(Extract from a chapter)
Startled out of his reverie of exhaustion by a sudden feeling of being watched, Jesus looked up in surprise and caught sight of a woman balancing her water pot and advancing towards the well. Who was she, he wondered. Why would she come to the well at such an hour, in the hottest part of the day, and alone? She was not coming from the direction of the village; where did she live? Was she really as alone and friendless as she looked? Still conscious of the presence of his Father, he addressed these questions to him as he looked steadily at the approaching form.
She braced herself for what she knew she would meet in his eyes, for what she found in every man’s eyes – scorn, lust, contempt. Deciding that attack was the best form of defence, she tilted her chin up and hardened her face into a bold look of defiance. She walked forward and looked him full in the face, searching for the arch of the eyebrow, the curl of the lip.
The gaze that met hers completely undermined her defences. It was different from anything she had ever seen before. There was a slightly puzzled, questioning look, but the face was perfectly friendly. It struck her more for what she did not see in his expression – no derision or disdain, nothing that made her feel impure or defiled. There could not have been more than a year or two between them in age, and he was a complete stranger, yet she couldn’t get it out of her head that he looked both fatherly and familiar. She had put her water pot down on the ground and was simply staring at him, quite nonplussed by the situation. For the moment she had completely forgotten her errand.
Jesus had a vague sense that he was about to find out why his Father had sent him here. But the tiredness and the thirst were plaguing him so that it was hard to think straight. Maybe if he had a drink and didn’t feel so parched, he might be able to get a clearer idea of what he was supposed to do. He pointed to the water pot at her feet. “Will you give me a drink?” he asked kindly. The sound of his voice made her start. She had not expected him to be so bold as to speak to her. Still more astonishingly, she could tell from his accent that he was no Samaritan. He spoke with the burr of the Galileans.

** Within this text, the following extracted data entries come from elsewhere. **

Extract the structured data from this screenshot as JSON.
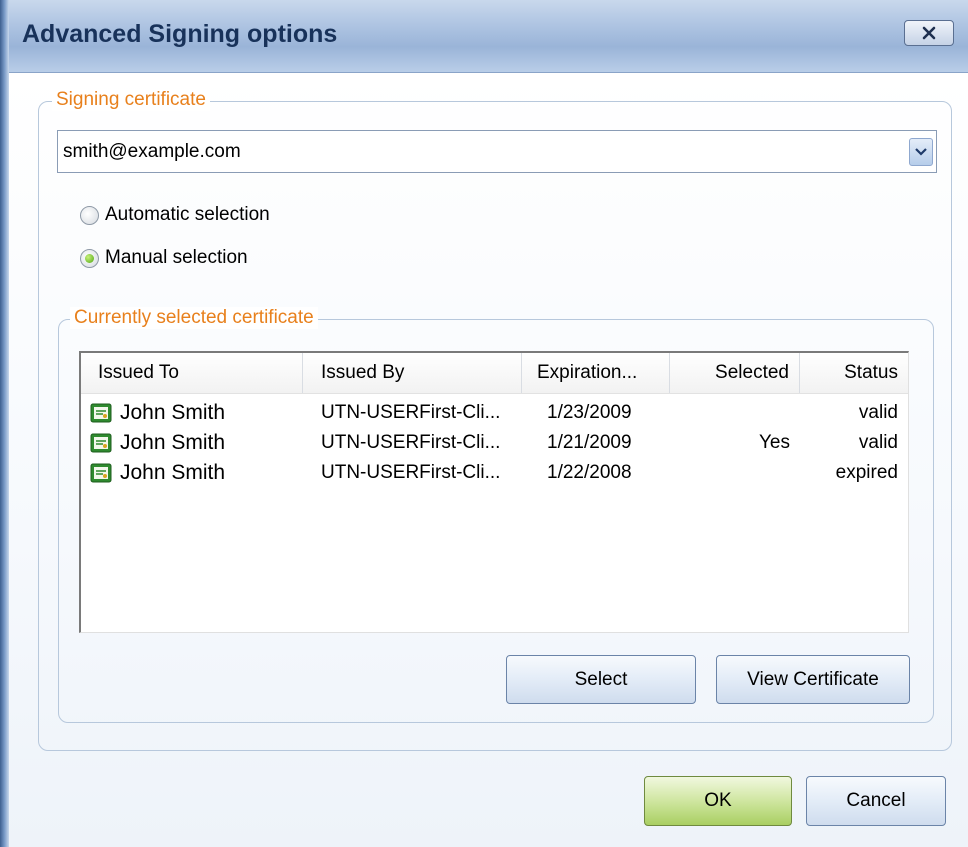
{
  "window": {
    "title": "Advanced Signing options",
    "close_label": "close"
  },
  "signing_certificate": {
    "legend": "Signing certificate",
    "selected_value": "smith@example.com",
    "radios": [
      {
        "label": "Automatic selection",
        "checked": false
      },
      {
        "label": "Manual selection",
        "checked": true
      }
    ]
  },
  "current_certificate": {
    "legend": "Currently selected certificate",
    "columns": [
      "Issued To",
      "Issued By",
      "Expiration...",
      "Selected",
      "Status"
    ],
    "rows": [
      {
        "issued_to": "John Smith",
        "issued_by": "UTN-USERFirst-Cli...",
        "expiration": "1/23/2009",
        "selected": "",
        "status": "valid"
      },
      {
        "issued_to": "John Smith",
        "issued_by": "UTN-USERFirst-Cli...",
        "expiration": "1/21/2009",
        "selected": "Yes",
        "status": "valid"
      },
      {
        "issued_to": "John Smith",
        "issued_by": "UTN-USERFirst-Cli...",
        "expiration": "1/22/2008",
        "selected": "",
        "status": "expired"
      }
    ],
    "select_label": "Select",
    "view_label": "View Certificate"
  },
  "footer": {
    "ok_label": "OK",
    "cancel_label": "Cancel"
  },
  "icons": {
    "close": "close-icon",
    "dropdown": "chevron-down-icon",
    "certificate": "certificate-icon"
  },
  "colors": {
    "legend": "#e8801c",
    "title": "#18325a",
    "ok_button": "#a9cf62"
  }
}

For a few moments she simply stared, open mouthed, neither answering him nor moving to draw any water. At length, overcome by curiosity at this daring foreigner, she said, “You are a Jew, and I’m a Samaritan woman. How is it that you ask me for a drink?”
“Because I’m so thirsty,” he said simply. “May I have one?”
She tied the earthenware jar to the rope, not taking her eyes off him. He watched her as she lowered it into the bottom of the well, and she felt as if he were looking right into her. Pulling the overflowing water pot back to the top of the well, she stood it on the wall and motioned to him to help himself.
“Thank you,” he smiled, and drank a long draught. The well was so deep that the water was always cold no matter how hot the day, and he felt immediately refreshed.
He looked at her curiously. “It’s a strange time of day to be drawing water.”
She stared back at him. “It’s a strange time of day to be sitting on the wall of that well.”
“I have come a long journey, and I stopped to rest,” he explained. “And you’re alone,” he went on. “Have you no friends to come and draw with?”
She shook her head and laughed bitterly. “No one wants to associate with me. Nor would you if you knew who I am.”
“And if you knew the gift of God,” he responded, “and who it is who asks you for a drink, you would have asked him and he would have given you living water.”